De ce point de vue, invoquer le verdict démocratique pour contester la légitimité d’une institution dont la finalité est d’en consolider les conditions de possibilité confine à la circularité. Plus encore, la Cour dispose d’un outil qui permet de ménager la ferveur démocratique : la marge d’appréciation. Selon les circonstances, la Cour se retire et laisse le soin aux Etats d’arbitrer le conflit entre droit individuel et inérêt public. C’est souvent le cas de la liberté de croyance et de religion (Article 9) lorsque la Cour estime que le consensus intra-européen n’est pas suffisant. Ceci dit, la moindre trace d’un intérêt public et de la nécessité d’en débattre prend toujours l’ascendant – toujours au nom de la démocratie.

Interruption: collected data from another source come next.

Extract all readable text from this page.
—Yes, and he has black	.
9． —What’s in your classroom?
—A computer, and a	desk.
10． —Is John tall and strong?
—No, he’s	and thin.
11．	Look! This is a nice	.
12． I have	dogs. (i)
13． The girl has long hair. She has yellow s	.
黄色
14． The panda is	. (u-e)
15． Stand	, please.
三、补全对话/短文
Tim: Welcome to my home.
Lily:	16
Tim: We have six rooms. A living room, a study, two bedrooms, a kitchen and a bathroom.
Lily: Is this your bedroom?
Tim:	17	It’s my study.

Une défense de principe de la Cour devient quant à elle rhétorique à deux niveaux. Premièrement, la Cour ne peut maximiser deux droits qui sont en conflit. Chaque décision de Strasbourg génère un coût en termes de droits et choisir l’un au détriment de l’autre suppose une justification au-delà des droits – une justification morale. C’est là le second niveau rhétorique : les droits de l’homme ne sont pas une évidence morale. Un attachement au titulaire des droits, l’individu, ne dit encore rien sur leur finalité. Jusqu’à quel point un droit de l’homme peut être étendu en dépend. Deux des slogans d’Amnesty International, « le droit du côté des individus » et « du droit du plus fort aux droits pour tous », entretiennent justement l’idée d’une continuité naturelle. Sans critère de finalité, difficile de juger à partir de quel point « la majorité n’est pas seule » puisque toute décision démocratique implique la formation d’une minorité. Devrait-on de ce point de vue limiter les pouvoirs de Strasbourg dans son rôle de protection du processus démocratique?